Os dois escreveram, em 2011, o livro que viria a ser considerado Livro do Ano do Financial Times/Goldman Sachs: “Poor Economics”, uma obra que propunha um “repensar radical” da forma como se combate a pobreza a nível global. Um ano depois, os dois tinham um filho (que nasceu nos EUA) e casariam em 2015.
Antes disso, porém, no final de 2013, Esther Duflo foi consultada pela administração Obama, que criou um conselho para o desenvolvimento global, que tinha como objetivo avaliar a forma como eram utilizados os fundos atribuídos pelo governo norte-americano a programa de ajuda humanitária internacional.
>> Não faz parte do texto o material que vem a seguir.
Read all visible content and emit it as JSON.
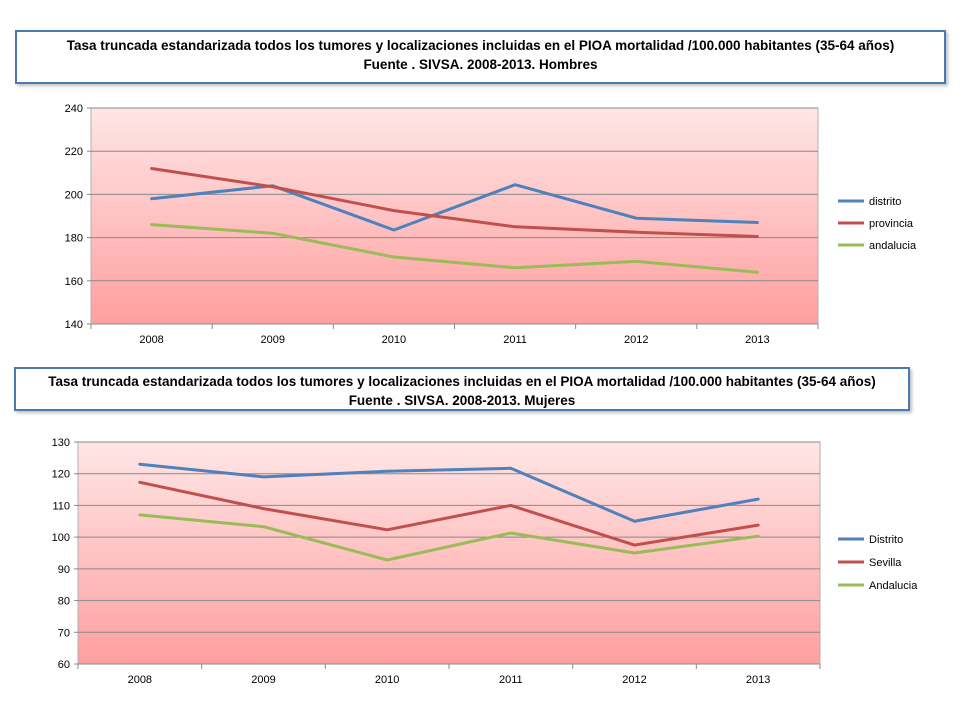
{
  "charts_titles": [
    {
      "line1": "Tasa truncada estandarizada todos los tumores y localizaciones incluidas en el PIOA mortalidad /100.000 habitantes (35-64 años)",
      "line2": "Fuente . SIVSA. 2008-2013.  Hombres"
    },
    {
      "line1": "Tasa truncada estandarizada todos los tumores y localizaciones incluidas en el PIOA mortalidad /100.000 habitantes (35-64 años)",
      "line2": "Fuente . SIVSA. 2008-2013. Mujeres"
    }
  ],
  "colors": {
    "series_blue": "#4f81bd",
    "series_red": "#c0504d",
    "series_green": "#9bbb59",
    "plot_top": "#ffe6e6",
    "plot_bottom": "#ff9f9f",
    "title_border": "#4a7ab0"
  },
  "chart_data": [
    {
      "type": "line",
      "categories": [
        "2008",
        "2009",
        "2010",
        "2011",
        "2012",
        "2013"
      ],
      "ylim": [
        140,
        240
      ],
      "yticks": [
        "140",
        "160",
        "180",
        "200",
        "220",
        "240"
      ],
      "grid": true,
      "legend_position": "right",
      "series": [
        {
          "name": "distrito",
          "values": [
            198,
            204,
            183.5,
            204.5,
            189,
            187
          ]
        },
        {
          "name": "provincia",
          "values": [
            212,
            203.5,
            192.5,
            185,
            182.5,
            180.5
          ]
        },
        {
          "name": "andalucia",
          "values": [
            186,
            182,
            171,
            166,
            169,
            164
          ]
        }
      ]
    },
    {
      "type": "line",
      "categories": [
        "2008",
        "2009",
        "2010",
        "2011",
        "2012",
        "2013"
      ],
      "ylim": [
        60,
        130
      ],
      "yticks": [
        "60",
        "70",
        "80",
        "90",
        "100",
        "110",
        "120",
        "130"
      ],
      "grid": true,
      "legend_position": "right",
      "series": [
        {
          "name": "Distrito",
          "values": [
            123,
            119,
            120.8,
            121.7,
            105,
            112
          ]
        },
        {
          "name": "Sevilla",
          "values": [
            117.3,
            109,
            102.3,
            110,
            97.5,
            103.8
          ]
        },
        {
          "name": "Andalucia",
          "values": [
            107,
            103.3,
            92.8,
            101.3,
            95,
            100.3
          ]
        }
      ]
    }
  ]
}
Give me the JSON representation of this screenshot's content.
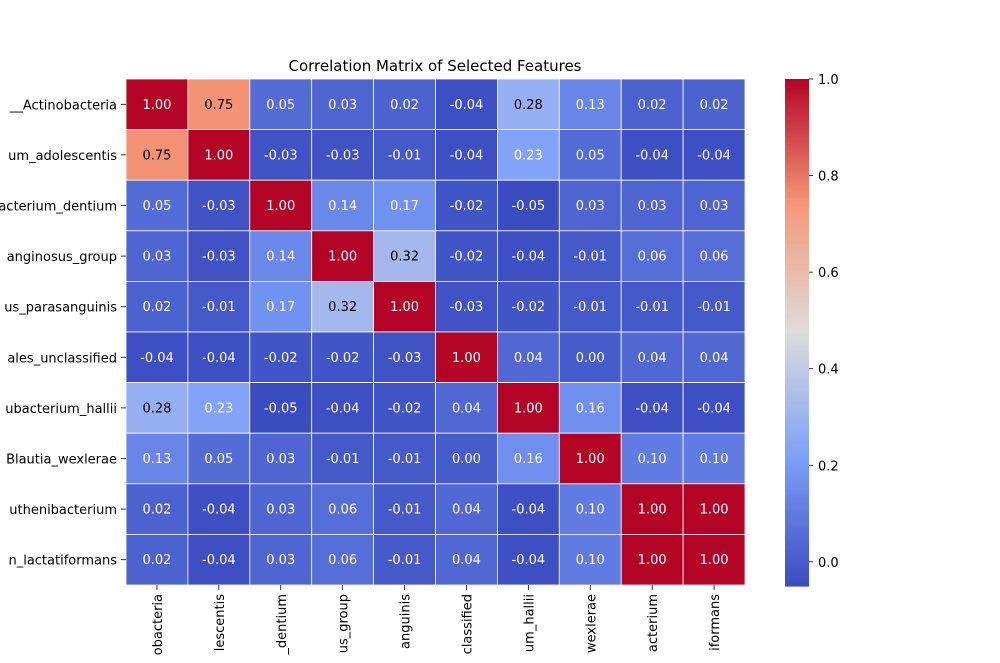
{
  "chart_data": {
    "type": "heatmap",
    "title": "Correlation Matrix of Selected Features",
    "row_labels": [
      "__Actinobacteria",
      "um_adolescentis",
      "acterium_dentium",
      "anginosus_group",
      "us_parasanguinis",
      "ales_unclassified",
      "ubacterium_hallii",
      "Blautia_wexlerae",
      "uthenibacterium",
      "n_lactatiformans"
    ],
    "col_labels": [
      "obacteria",
      "lescentis",
      "_dentium",
      "us_group",
      "anguinis",
      "classified",
      "um_hallii",
      "wexlerae",
      "acterium",
      "iformans"
    ],
    "values": [
      [
        1.0,
        0.75,
        0.05,
        0.03,
        0.02,
        -0.04,
        0.28,
        0.13,
        0.02,
        0.02
      ],
      [
        0.75,
        1.0,
        -0.03,
        -0.03,
        -0.01,
        -0.04,
        0.23,
        0.05,
        -0.04,
        -0.04
      ],
      [
        0.05,
        -0.03,
        1.0,
        0.14,
        0.17,
        -0.02,
        -0.05,
        0.03,
        0.03,
        0.03
      ],
      [
        0.03,
        -0.03,
        0.14,
        1.0,
        0.32,
        -0.02,
        -0.04,
        -0.01,
        0.06,
        0.06
      ],
      [
        0.02,
        -0.01,
        0.17,
        0.32,
        1.0,
        -0.03,
        -0.02,
        -0.01,
        -0.01,
        -0.01
      ],
      [
        -0.04,
        -0.04,
        -0.02,
        -0.02,
        -0.03,
        1.0,
        0.04,
        0.0,
        0.04,
        0.04
      ],
      [
        0.28,
        0.23,
        -0.05,
        -0.04,
        -0.02,
        0.04,
        1.0,
        0.16,
        -0.04,
        -0.04
      ],
      [
        0.13,
        0.05,
        0.03,
        -0.01,
        -0.01,
        0.0,
        0.16,
        1.0,
        0.1,
        0.1
      ],
      [
        0.02,
        -0.04,
        0.03,
        0.06,
        -0.01,
        0.04,
        -0.04,
        0.1,
        1.0,
        1.0
      ],
      [
        0.02,
        -0.04,
        0.03,
        0.06,
        -0.01,
        0.04,
        -0.04,
        0.1,
        1.0,
        1.0
      ]
    ],
    "value_format": "2 decimals",
    "colorscale": "coolwarm",
    "vmin": -0.05,
    "vmax": 1.0,
    "colorbar_ticks": [
      "0.0",
      "0.2",
      "0.4",
      "0.6",
      "0.8",
      "1.0"
    ],
    "grid": false,
    "cell_border_color": "#ffffff"
  }
}
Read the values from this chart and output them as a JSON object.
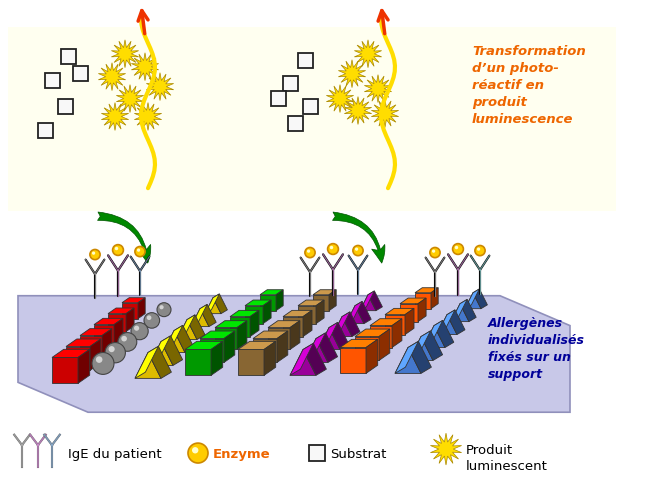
{
  "bg_color": "#ffffff",
  "yellow_box_color": "#fffff0",
  "platform_color": "#c8c8e8",
  "platform_edge_color": "#9090bb",
  "enzyme_color": "#ffcc00",
  "enzyme_edge": "#cc8800",
  "arrow_green": "#008800",
  "arrow_orange": "#ee4400",
  "arrow_yellow_wave": "#ffdd00",
  "text_transformation": "Transformation\nd’un photo-\nréactif en\nproduit\nluminescence",
  "text_allergenes": "Allergènes\nindividualisés\nfixés sur un\nsupport",
  "allergen_rows": [
    {
      "color": "#cc0000",
      "dark": "#880000",
      "light": "#ff4444",
      "shape": "cube"
    },
    {
      "color": "#888888",
      "dark": "#444444",
      "light": "#bbbbbb",
      "shape": "sphere"
    },
    {
      "color": "#ddbb00",
      "dark": "#996600",
      "light": "#ffee44",
      "shape": "triangle"
    },
    {
      "color": "#009900",
      "dark": "#005500",
      "light": "#44cc44",
      "shape": "cube"
    },
    {
      "color": "#886633",
      "dark": "#553300",
      "light": "#bb9955",
      "shape": "cube"
    },
    {
      "color": "#990099",
      "dark": "#550055",
      "light": "#cc44cc",
      "shape": "triangle"
    },
    {
      "color": "#ff5500",
      "dark": "#992200",
      "light": "#ff8844",
      "shape": "cube"
    },
    {
      "color": "#4477cc",
      "dark": "#223388",
      "light": "#88aaee",
      "shape": "triangle"
    }
  ],
  "ige_colors": [
    "#aaaaaa",
    "#cc88cc",
    "#88aacc"
  ],
  "legend_ige_colors": [
    "#aaaaaa",
    "#cc88cc",
    "#88aacc"
  ]
}
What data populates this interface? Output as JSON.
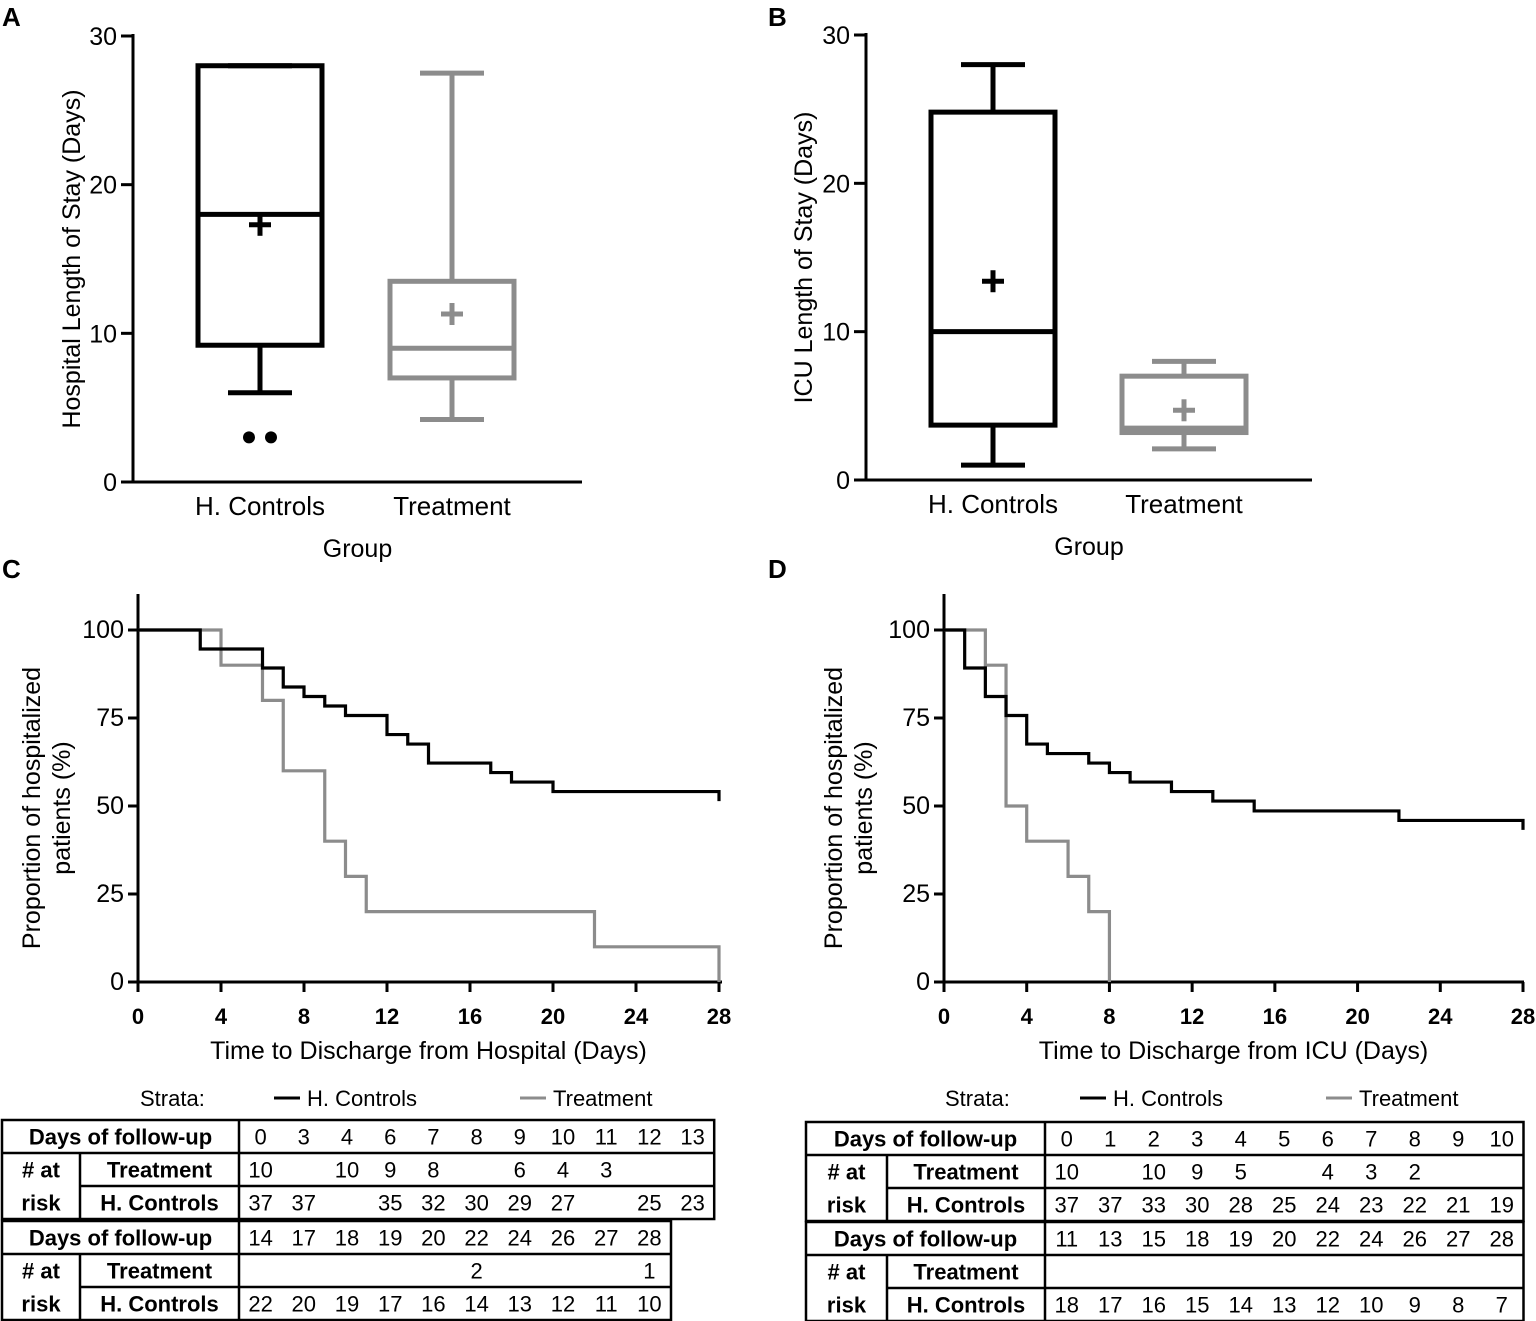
{
  "colors": {
    "controls": "#000000",
    "treatment": "#8c8c8c"
  },
  "chart_data": [
    {
      "panel": "A",
      "type": "box",
      "xlabel": "Group",
      "ylabel": "Hospital Length of Stay (Days)",
      "ylim": [
        0,
        30
      ],
      "yticks": [
        0,
        10,
        20,
        30
      ],
      "categories": [
        "H. Controls",
        "Treatment"
      ],
      "boxes": [
        {
          "name": "H. Controls",
          "whisker_low": 6,
          "q1": 9.2,
          "median": 18,
          "q3": 28,
          "whisker_high": 28,
          "mean": 17.3,
          "outliers": [
            3,
            3
          ]
        },
        {
          "name": "Treatment",
          "whisker_low": 4.2,
          "q1": 7,
          "median": 9,
          "q3": 13.5,
          "whisker_high": 27.5,
          "mean": 11.3,
          "outliers": []
        }
      ]
    },
    {
      "panel": "B",
      "type": "box",
      "xlabel": "Group",
      "ylabel": "ICU Length of Stay (Days)",
      "ylim": [
        0,
        30
      ],
      "yticks": [
        0,
        10,
        20,
        30
      ],
      "categories": [
        "H. Controls",
        "Treatment"
      ],
      "boxes": [
        {
          "name": "H. Controls",
          "whisker_low": 1,
          "q1": 3.7,
          "median": 10,
          "q3": 24.8,
          "whisker_high": 28,
          "mean": 13.4,
          "outliers": []
        },
        {
          "name": "Treatment",
          "whisker_low": 2.1,
          "q1": 3.2,
          "median": 3.5,
          "q3": 7,
          "whisker_high": 8,
          "mean": 4.7,
          "outliers": []
        }
      ]
    },
    {
      "panel": "C",
      "type": "line",
      "subtype": "step",
      "xlabel": "Time to Discharge from Hospital (Days)",
      "ylabel": "Proportion of hospitalized patients (%)",
      "ylabel_lines": [
        "Proportion of hospitalized",
        "patients (%)"
      ],
      "xlim": [
        0,
        28
      ],
      "ylim": [
        0,
        100
      ],
      "xticks": [
        0,
        4,
        8,
        12,
        16,
        20,
        24,
        28
      ],
      "yticks": [
        0,
        25,
        50,
        75,
        100
      ],
      "series": [
        {
          "name": "H. Controls",
          "x": [
            0,
            3,
            6,
            7,
            8,
            9,
            10,
            12,
            13,
            14,
            17,
            18,
            20,
            28
          ],
          "y": [
            100,
            94.6,
            89.2,
            83.8,
            81.1,
            78.4,
            75.7,
            70.3,
            67.6,
            62.2,
            59.5,
            56.8,
            54.1,
            51.4
          ]
        },
        {
          "name": "Treatment",
          "x": [
            0,
            4,
            6,
            7,
            9,
            10,
            11,
            22,
            28
          ],
          "y": [
            100,
            90,
            80,
            60,
            40,
            30,
            20,
            10,
            0
          ]
        }
      ]
    },
    {
      "panel": "D",
      "type": "line",
      "subtype": "step",
      "xlabel": "Time to Discharge from ICU (Days)",
      "ylabel": "Proportion of hospitalized patients (%)",
      "ylabel_lines": [
        "Proportion of hospitalized",
        "patients (%)"
      ],
      "xlim": [
        0,
        28
      ],
      "ylim": [
        0,
        100
      ],
      "xticks": [
        0,
        4,
        8,
        12,
        16,
        20,
        24,
        28
      ],
      "yticks": [
        0,
        25,
        50,
        75,
        100
      ],
      "series": [
        {
          "name": "H. Controls",
          "x": [
            0,
            1,
            2,
            3,
            4,
            5,
            7,
            8,
            9,
            11,
            13,
            15,
            22,
            28
          ],
          "y": [
            100,
            89.2,
            81.1,
            75.7,
            67.6,
            64.9,
            62.2,
            59.5,
            56.8,
            54.1,
            51.4,
            48.6,
            45.9,
            43.2
          ]
        },
        {
          "name": "Treatment",
          "x": [
            0,
            2,
            3,
            4,
            6,
            7,
            8
          ],
          "y": [
            100,
            90,
            50,
            40,
            30,
            20,
            0
          ]
        }
      ]
    }
  ],
  "tables": [
    {
      "panel": "C",
      "strata_label": "Strata:",
      "legend": [
        "H. Controls",
        "Treatment"
      ],
      "header_label": "Days of follow-up",
      "risk_label": [
        "# at",
        "risk"
      ],
      "group_labels": [
        "Treatment",
        "H. Controls"
      ],
      "blocks": [
        {
          "days": [
            "0",
            "3",
            "4",
            "6",
            "7",
            "8",
            "9",
            "10",
            "11",
            "12",
            "13"
          ],
          "treatment": [
            "10",
            "",
            "10",
            "9",
            "8",
            "",
            "6",
            "4",
            "3",
            "",
            ""
          ],
          "controls": [
            "37",
            "37",
            "",
            "35",
            "32",
            "30",
            "29",
            "27",
            "",
            "25",
            "23"
          ]
        },
        {
          "days": [
            "14",
            "17",
            "18",
            "19",
            "20",
            "22",
            "24",
            "26",
            "27",
            "28"
          ],
          "treatment": [
            "",
            "",
            "",
            "",
            "",
            "2",
            "",
            "",
            "",
            "1"
          ],
          "controls": [
            "22",
            "20",
            "19",
            "17",
            "16",
            "14",
            "13",
            "12",
            "11",
            "10"
          ]
        }
      ]
    },
    {
      "panel": "D",
      "strata_label": "Strata:",
      "legend": [
        "H. Controls",
        "Treatment"
      ],
      "header_label": "Days of follow-up",
      "risk_label": [
        "# at",
        "risk"
      ],
      "group_labels": [
        "Treatment",
        "H. Controls"
      ],
      "blocks": [
        {
          "days": [
            "0",
            "1",
            "2",
            "3",
            "4",
            "5",
            "6",
            "7",
            "8",
            "9",
            "10"
          ],
          "treatment": [
            "10",
            "",
            "10",
            "9",
            "5",
            "",
            "4",
            "3",
            "2",
            "",
            ""
          ],
          "controls": [
            "37",
            "37",
            "33",
            "30",
            "28",
            "25",
            "24",
            "23",
            "22",
            "21",
            "19"
          ]
        },
        {
          "days": [
            "11",
            "13",
            "15",
            "18",
            "19",
            "20",
            "22",
            "24",
            "26",
            "27",
            "28"
          ],
          "treatment": [
            "",
            "",
            "",
            "",
            "",
            "",
            "",
            "",
            "",
            "",
            ""
          ],
          "controls": [
            "18",
            "17",
            "16",
            "15",
            "14",
            "13",
            "12",
            "10",
            "9",
            "8",
            "7"
          ]
        }
      ]
    }
  ]
}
Foi nessa altura que, em entrevista à Newsweek, um colega da Universidade de Yale (Dean Karlan) a considerou uma “estrela rock” e um “ótimo exemplo de uma nova vaga de economistas do desenvolvimento, pessoas extraordinariamente inteligentes que se dedicam à teoria mas cujo objetivo é realmente melhorar o mundo à sua volta”.
Esta área da economia do desenvolvimento tem-se dividido entre aqueles que acham que os países subdesenvolvidos só não progridem mais porque, apesar de tudo, não recebem recursos suficientes e aqueles que acham que quanto mais ajuda humanitária se dá, pior: mais se enraíza a dependência e a corrupção.
Os colegas de Esther Duflo descrevem-na como alguém com pouca paciência para lutas de egos. Gosta mais de praticar montanhismo, uma atividade que envolve paciência, determinação, gestão eficaz dos recursos e pensamento prático. Contra as lutas de egos tem uma solução prática e eficaz: provas empíricas que demonstrem que a solução A para combater a pobreza é melhor do que a solução B, porque é frequente a solução B, intuitivamente, parecer infinitamente melhor.
“Se não soubermos onde e como é que os apoios estão a fazer a diferença — se é que estão, de facto, a fazer alguma diferença, então não somos melhores do que os médicos medievais, que acreditavam que aplicar sanguessugas nos pacientes” ajudava a curá-los de uma série de maleitas.